Mumbai-based startup Qure uses an AI imaging tool qER to save precious minutes for emergency room staff to take action based on head CT scans. After deployment in India and several other countries, qER is now entering the US where 75 million CT scans are performed every year. A couple of weeks ago, Qure received US FDA 510 (k) clearance for this product. What makes it special is a four-in-one clearance. The tool has been cleared for triaging four critical conditions—intracranial bleeds, mass effect (due to spaces in the brain filling up), midline shift (in the brain’s alignment), and cranial fractures. “The accuracy required to get FDA clearance for multiple findings is much higher than the burden of proof for one finding at a time,” says Prashant Warier, Qure’s co-founder and CEO. AI tools such as qER are coming into play due to the effects of covid-19. Scans go to a teleradiology centre for reading by radiologists working from home. AI can not only speed up reading a scan, but also prioritise scans that indicate something critical like bleeding in the brain. Those go to the top of the radiologist’s stack of scans.
It took Qure a year-and-a-half to get the FDA clearance. Even now, it’s only for a triage solution—that is, qER is allowed to suggest what a radiologist should read first. For an AI-based diagnosis on par with that of a radiologist, it would require further studies. One of the challenges for healthtech startups outside the US is that FDA insists on validation based on US datasets. So Qure had to source data from the US before conducting tests validating qER as a triage tool. “Nobody in the organisation had gone through FDA approval before, so we relied on consultants. Now that we have gone through it, the next approvals will be easier because we have contacts with US hospitals and radiologists for the studies,” says Warier. Qure’s AI tools have been commercially deployed in Asia as well as Europe, where it has CE certification. A new use case in the post-pandemic scenario is reading X-rays to detect covid-19. Qure’s other product, qXR, can detect 24 types of abnormality from chest X-rays. It re-purposed this product in March as a supplement to covid-19 tests that require swabs.
The RT-PCR (reverse transcription polymerase chain reaction) tests are time-consuming and costly. The humble X-ray has emerged as a quick triaging tool, so that those showing signs of covid-19 in the lungs can be prioritized for RT-PCR confirmatory tests and treatment. The AI-based qXR speeds up and expands access to X-ray triaging. There was insufficient data to build a covid model at the outset. So the Qure team looked up publications from China which detailed how covid-19 shows up in lungs. “We took our existing models which can detect opacities and other abnormalities, then we put a layer on top of that to distinguish covid-19 from other lung conditions,” explains Warier. Hospitals in the UK, Italy and Mexico have deployed qXR for triaging covid-19, apart from multiple sites in India, Pakistan and the Philippines where mobile vans with X-ray machines are going into densely populated areas. When Qure started out in 2106, it built qXR as an AI tool to detect TB from chest X-rays. This too involved outreach with vans. And over time, after ingesting data from millions of X-rays, it evolved capabilities to detect various other lung diseases such as pneumonia. The qER product followed and more are on the anvil.

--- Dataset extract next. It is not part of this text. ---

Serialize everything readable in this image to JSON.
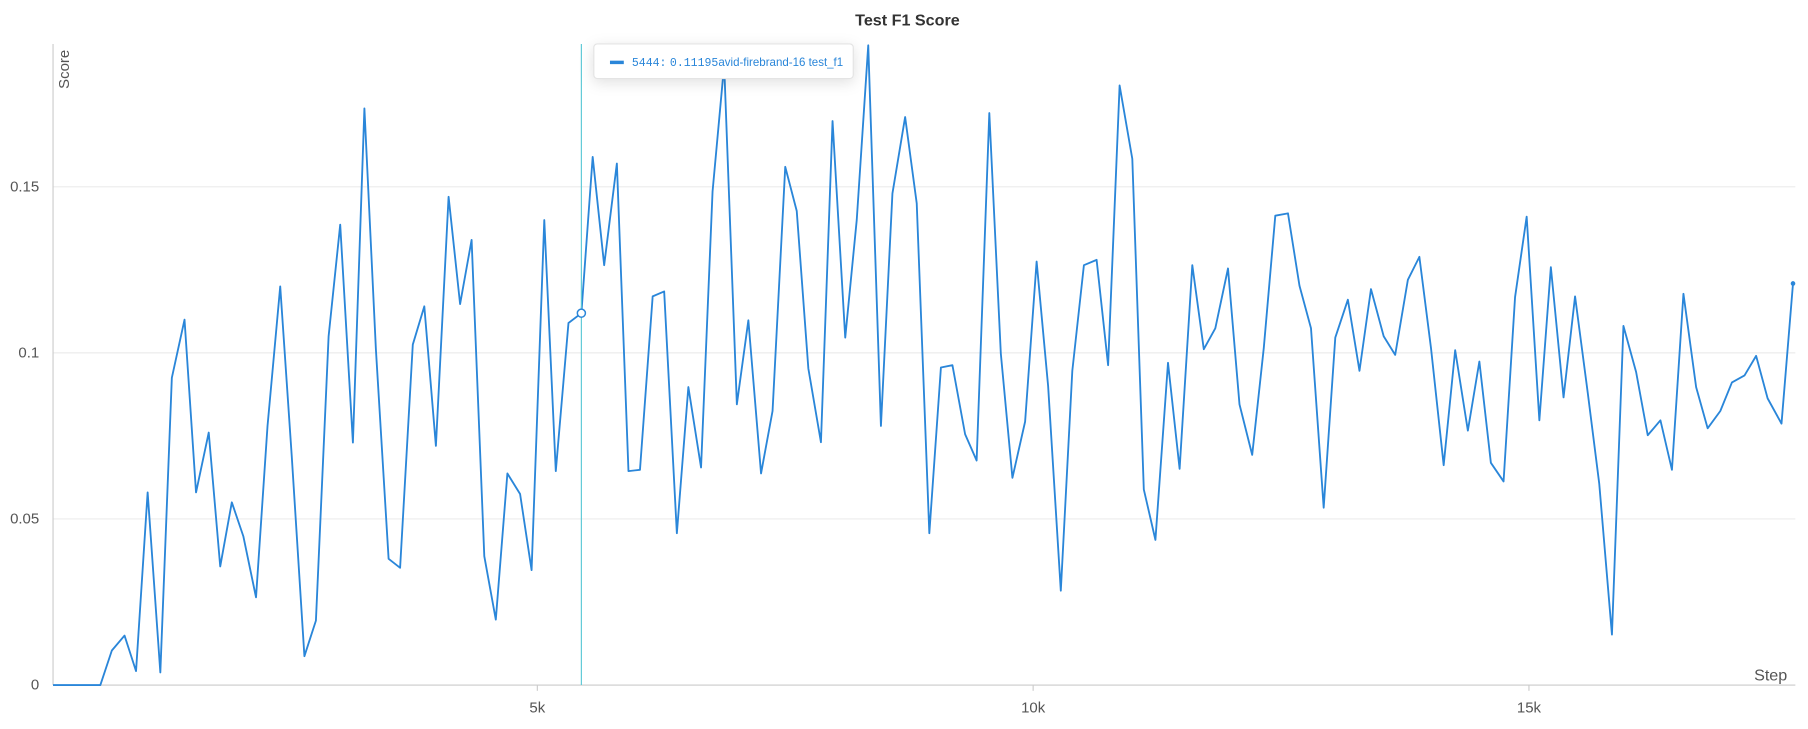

Sequoia India led a $16 million funding round for Qure in February this year, making it one of the top three funded Indian startups in healthtech AI. “The quality of healthtech products being built out of India, and quality of teams that are building these products is at par with their global peers,” says Anjana Sasidharan, principal, Sequoia Capital India Advisors. Armed with a PhD from Georgia Tech, Warier cut his teeth on data science for logistics and ecommerce before plunging into healthcare AI. His co-founder Pooja Rao has a PhD in neuroscience and combines that with data science. They identified healthcare as an area that was lagging in adoption of AI. They’re out to change that with deployment of their AI tools globally.